Federal Rule of Evidence 702 governs the admission of expert testimony. Rule 702 allows testimony to be admitted if the scientific, technical, or other specialized knowledge within that testimony will help the trier of fact make sense of the evidence or understand the facts. In its ruling for Daubert v. Merrell Dow Pharmaceuticals, Inc., 509 U.S. 579 (1993),the Supreme Court established that judges are the "gatekeepers" against "junk science."

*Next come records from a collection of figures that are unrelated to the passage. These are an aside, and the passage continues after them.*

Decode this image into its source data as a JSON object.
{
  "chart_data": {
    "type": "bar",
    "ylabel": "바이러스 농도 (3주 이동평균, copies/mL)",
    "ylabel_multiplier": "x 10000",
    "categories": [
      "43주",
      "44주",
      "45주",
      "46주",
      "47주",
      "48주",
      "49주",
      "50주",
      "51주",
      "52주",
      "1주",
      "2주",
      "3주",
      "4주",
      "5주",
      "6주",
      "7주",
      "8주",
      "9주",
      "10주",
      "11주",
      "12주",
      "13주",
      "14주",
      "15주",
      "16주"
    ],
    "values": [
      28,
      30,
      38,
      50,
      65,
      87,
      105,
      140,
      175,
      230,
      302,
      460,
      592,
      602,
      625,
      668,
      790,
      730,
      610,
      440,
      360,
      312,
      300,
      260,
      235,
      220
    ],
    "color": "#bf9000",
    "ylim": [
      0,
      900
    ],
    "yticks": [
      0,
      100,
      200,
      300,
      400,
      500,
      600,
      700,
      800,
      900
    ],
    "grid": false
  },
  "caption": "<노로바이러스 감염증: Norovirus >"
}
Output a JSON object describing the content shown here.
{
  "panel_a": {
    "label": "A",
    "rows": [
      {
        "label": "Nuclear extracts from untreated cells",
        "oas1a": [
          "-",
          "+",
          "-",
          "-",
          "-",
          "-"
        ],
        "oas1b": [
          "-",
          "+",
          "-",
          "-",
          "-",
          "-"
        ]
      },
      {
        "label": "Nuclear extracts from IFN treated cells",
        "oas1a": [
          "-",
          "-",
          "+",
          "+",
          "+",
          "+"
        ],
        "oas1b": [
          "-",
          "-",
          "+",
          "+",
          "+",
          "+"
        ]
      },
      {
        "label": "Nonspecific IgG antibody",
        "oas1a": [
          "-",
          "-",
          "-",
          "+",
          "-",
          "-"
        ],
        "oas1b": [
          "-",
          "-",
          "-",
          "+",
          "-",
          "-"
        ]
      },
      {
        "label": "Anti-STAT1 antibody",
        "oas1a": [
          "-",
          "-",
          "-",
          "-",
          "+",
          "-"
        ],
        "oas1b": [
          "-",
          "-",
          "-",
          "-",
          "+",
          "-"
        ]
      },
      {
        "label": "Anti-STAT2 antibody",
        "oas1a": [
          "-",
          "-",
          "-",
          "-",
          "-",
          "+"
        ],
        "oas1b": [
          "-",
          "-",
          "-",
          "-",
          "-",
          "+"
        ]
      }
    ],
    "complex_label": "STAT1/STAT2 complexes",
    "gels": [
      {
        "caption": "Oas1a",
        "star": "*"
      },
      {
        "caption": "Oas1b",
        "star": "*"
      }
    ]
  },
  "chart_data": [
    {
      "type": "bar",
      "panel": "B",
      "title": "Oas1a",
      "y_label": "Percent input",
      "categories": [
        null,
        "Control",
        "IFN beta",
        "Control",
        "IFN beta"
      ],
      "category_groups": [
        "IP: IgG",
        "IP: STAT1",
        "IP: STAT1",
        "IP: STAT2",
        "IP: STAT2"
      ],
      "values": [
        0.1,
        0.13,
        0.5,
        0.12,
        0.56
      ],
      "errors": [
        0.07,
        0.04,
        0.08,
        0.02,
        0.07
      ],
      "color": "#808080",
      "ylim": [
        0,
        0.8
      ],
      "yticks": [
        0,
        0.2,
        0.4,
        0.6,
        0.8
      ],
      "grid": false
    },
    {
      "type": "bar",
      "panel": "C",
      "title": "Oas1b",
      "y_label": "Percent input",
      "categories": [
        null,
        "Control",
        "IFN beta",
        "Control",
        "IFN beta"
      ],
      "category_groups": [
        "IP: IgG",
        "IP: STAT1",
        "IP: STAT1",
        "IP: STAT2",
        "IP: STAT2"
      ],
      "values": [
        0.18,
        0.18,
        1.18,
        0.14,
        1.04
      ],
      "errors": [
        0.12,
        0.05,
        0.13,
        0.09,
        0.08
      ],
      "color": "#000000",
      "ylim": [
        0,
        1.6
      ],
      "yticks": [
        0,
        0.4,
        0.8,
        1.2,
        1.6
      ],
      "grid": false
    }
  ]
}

Federal Rule of Civil Procedure 26, which outlines the requirements and limitations of expert-witness disclosures, was substantially amended on December 1, 2010. Prior to 2010, Rule 26 was last amended in 1993. The Advisory Committee notes supplementing the 1993 amendment clarified that, from that point on, experts were required to disclose any and all data used in formulating their opinions. This was to include drafts and information that an expert might have rejected or not considered at all, thus preventing parties from claiming privilege over materials prepared by experts in the process of formulating their testimony. Since the 1993 amendment, most federal courts have borrowed the reasoning from the committee notes in ordering experts to disclose all draft reports and any communications that an expert has had with counsel.
These requirements led lawyers to adopt the practice of having little to no written correspondence with their experts to avoid creating discoverable information. This impractical custom came with drawbacks. On the one hand, lawyers could not freely communicate and exchange ideas with their experts, which, in turn, hindered the quality of an expert's analysis. Moreover, to ensure that they had the most sophisticated expert testimony, lawyers would frequently hire multiple experts—a testifying and a nontestifying expert. The nontestifying expert would act as the agent between the lawyer and the testifying expert by "guiding" the opinion of the testifying expert to comply with the lawyer's strategy. This process of purposefully exploiting the loophole created by the 1993 amendment translated into increased costs for clients.